FILOSOFIA INTEGRAL丨A diferença entre informação e instrução

O senso comum exalta os colecionadores de dados, e estes existem em todas as áreas do saber humano. São cientistas, historiadores, juristas, médicos e tantos outros que desfilam exibindo uma coleção de informações que colheram e recolheram durante suas vidas. Todavia, em muitos deles, falta o mais importante: o senso de sentido. Sabem relatar fenômenos, citar datas, descrever processos, narrar fatos, mas são incapazes de dizer o que tudo isso significa; não conseguem extrair de toda a informação que possuem alguma significação.

Porém, para eles, não importa nada disso. Sua capacidade de obter e reter essas informações lhes é suficiente para angariar o reconhecimento desejado. São bem pagos, inclusive, para compartilhá-las com o público. Contra estes Schopenhauer, com seu jeito acidamente crítico, em seu livro ‘A arte de escrever’, mostra-se bastante incomodado. Ele critica-os por perceber que “não se esforçam pela sabedoria, mas pelo crédito que ganham dando a impressão de possui-la“; censura-os porque “não aprendem para ganhar conhecimento e se instruir, mas para poder tagarelar e ganhar ares de importantes”.

Apesar dele ter escrito isso há cerca de duzentos anos, o que o pensador alemão diz é muito atual. No meio intelectual, é comum gabar-se de ter lido tantos e quantos livros, geralmente numa quantidade impossível de ser abarcada por uma vida humana. São como Don Juans das letras, envaidecendo-se por ter-se deitado com páginas sem fim. Tudo por puro fetiche estético; tudo por puro esnobismo.
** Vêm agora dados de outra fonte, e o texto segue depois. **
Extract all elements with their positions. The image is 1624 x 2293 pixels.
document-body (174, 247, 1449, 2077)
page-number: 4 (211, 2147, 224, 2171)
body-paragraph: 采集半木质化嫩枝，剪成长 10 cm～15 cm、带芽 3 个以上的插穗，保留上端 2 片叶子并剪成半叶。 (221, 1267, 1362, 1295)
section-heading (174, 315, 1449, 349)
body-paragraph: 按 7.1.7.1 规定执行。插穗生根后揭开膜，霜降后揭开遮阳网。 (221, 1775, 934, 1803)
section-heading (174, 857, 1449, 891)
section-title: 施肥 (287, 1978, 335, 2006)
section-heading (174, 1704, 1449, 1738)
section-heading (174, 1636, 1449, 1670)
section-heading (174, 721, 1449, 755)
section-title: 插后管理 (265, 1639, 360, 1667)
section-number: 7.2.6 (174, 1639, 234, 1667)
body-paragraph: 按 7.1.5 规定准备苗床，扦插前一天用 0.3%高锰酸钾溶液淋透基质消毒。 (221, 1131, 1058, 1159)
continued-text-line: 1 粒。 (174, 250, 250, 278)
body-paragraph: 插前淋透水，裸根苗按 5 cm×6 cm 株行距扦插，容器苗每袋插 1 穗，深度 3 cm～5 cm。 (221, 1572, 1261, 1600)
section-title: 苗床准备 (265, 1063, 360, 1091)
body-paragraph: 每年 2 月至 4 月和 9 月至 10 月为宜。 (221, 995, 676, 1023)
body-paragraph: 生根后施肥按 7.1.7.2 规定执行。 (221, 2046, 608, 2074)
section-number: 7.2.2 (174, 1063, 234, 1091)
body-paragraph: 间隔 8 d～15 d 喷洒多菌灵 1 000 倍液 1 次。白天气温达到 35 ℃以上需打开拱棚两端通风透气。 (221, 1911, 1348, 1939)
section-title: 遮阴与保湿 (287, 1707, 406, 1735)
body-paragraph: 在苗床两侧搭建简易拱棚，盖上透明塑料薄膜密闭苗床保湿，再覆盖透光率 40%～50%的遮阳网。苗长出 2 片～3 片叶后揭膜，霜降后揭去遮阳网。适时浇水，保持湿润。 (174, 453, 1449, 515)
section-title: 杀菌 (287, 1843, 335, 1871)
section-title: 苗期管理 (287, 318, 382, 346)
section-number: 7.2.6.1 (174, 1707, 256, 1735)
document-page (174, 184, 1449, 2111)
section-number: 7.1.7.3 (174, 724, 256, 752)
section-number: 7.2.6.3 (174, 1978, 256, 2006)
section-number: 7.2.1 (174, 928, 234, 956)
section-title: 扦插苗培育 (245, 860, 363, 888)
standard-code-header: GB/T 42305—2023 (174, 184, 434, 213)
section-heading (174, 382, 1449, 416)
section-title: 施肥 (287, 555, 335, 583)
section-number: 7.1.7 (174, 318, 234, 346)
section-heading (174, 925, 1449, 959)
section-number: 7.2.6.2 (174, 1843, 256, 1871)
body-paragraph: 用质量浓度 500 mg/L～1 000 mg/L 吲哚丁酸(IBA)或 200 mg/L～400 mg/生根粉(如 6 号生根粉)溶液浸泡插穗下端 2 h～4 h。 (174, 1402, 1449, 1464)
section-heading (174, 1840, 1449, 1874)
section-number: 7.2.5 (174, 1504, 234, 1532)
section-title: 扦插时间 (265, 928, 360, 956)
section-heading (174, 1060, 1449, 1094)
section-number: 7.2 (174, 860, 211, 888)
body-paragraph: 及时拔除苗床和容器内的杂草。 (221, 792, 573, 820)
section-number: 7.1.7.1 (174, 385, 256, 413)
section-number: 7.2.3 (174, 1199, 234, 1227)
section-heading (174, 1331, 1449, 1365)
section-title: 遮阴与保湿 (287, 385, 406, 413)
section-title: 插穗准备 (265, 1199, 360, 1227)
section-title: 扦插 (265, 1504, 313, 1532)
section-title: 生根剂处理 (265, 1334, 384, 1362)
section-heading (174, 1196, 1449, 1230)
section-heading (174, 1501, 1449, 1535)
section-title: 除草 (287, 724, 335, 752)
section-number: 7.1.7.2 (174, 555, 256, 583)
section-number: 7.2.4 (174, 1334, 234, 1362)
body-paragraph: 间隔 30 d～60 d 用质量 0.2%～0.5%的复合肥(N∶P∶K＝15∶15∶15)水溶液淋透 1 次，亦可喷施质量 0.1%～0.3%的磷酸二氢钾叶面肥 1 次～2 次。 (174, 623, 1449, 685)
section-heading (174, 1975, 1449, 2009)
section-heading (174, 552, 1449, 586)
Também fazem ares de sabedoria só porque são capazes de citar de cor algumas quantidades consideráveis de dados. Aliás, há um verdadeiro culto destes, uma veneração das datas, dos nomes, das referências, dos números que tem feito desta geração arrogante e superficial. Como diz Schpenhauer, forjam pessoas que “não sabem nada e agora devoram os resultados do saber humano acumulado durante milênios, de modo sumário e apressado“, que se acreditam superiores pelo simples fato de “terem informações sobre tudo, sobre todas as pedras, ou plantas, ou batalhas, ou experiências, sobre o resumo e o conjunto de todos os livros“.

Schopenhauer realmente tinha aversão a esse tipo de erudição que tem “em mira apenas a informação, não a instrução“. Para ele, “informação é mero meio para a instrução, tendo pouco ou nenhum valor por si mesma“. Por isso, dizia que quem apenas lê, mas não reflete sobre o que lê, é como alguém que usa peruca, embelezando a cabeça com cabelos que não os seus.

O filósofo alemão tinha convicção de que é preciso reservar um espaço para a reflexão daquilo que se leu. Para ele, isto faz o conhecimento. Tanto que até caçoa de quem, segundo ele, “deve ter pensado muito pouco para poder ter lido tanto“, deixando claro que o acúmulo de letras não faz o pensador, inclusive desacostumando-o “da clareza e profundidade do saber e da compreensão“.

A verdade é que um pensador precisa ter tempo para pensar, meditar, refletir sobre os conteúdos que leu para, assim, poder chegar às suas próprias conclusões. Não pode viver apenas de uma leitura atrás da outra, de uma pesquisa atrás da outra. Não existe verdadeiro sábio que apenas recolhe dados obsessivamente e a única coisa que faz com eles é repeti-los como papagaios.

Schopenhauer se incomodava tanto com os eruditos falastrões que chegava a afirmar que “só chegará a elaborar novas e grandes concepções fundamentais aquele que tenha suas próprias idéias como objetivo direto de seus estudos, sem se importar com as idéias dos outros“. Um exagero, de fato. No entanto, num ponto ele está certíssimo: um verdadeiro filósofo estuda para poder pensar por si mesmo, para fazer suas próprias sínteses e chegar a uma compreensão que seja especialmente sua da existência.

A informação é útil para todo pensador. Mais ainda: é necessária, pois ela é a matéria sobre a qual ele trabalha. Porém, ele apenas poderá ser considerado verdadeiramente instruído se todos esses dados que possui lhe servirem para algo mais do que serem acumulados obstinadamente e ostentados publicamente, mas para ajudarem-no a alcançar as sínteses que lhe fornecerão o verdadeiro sentido de tudo.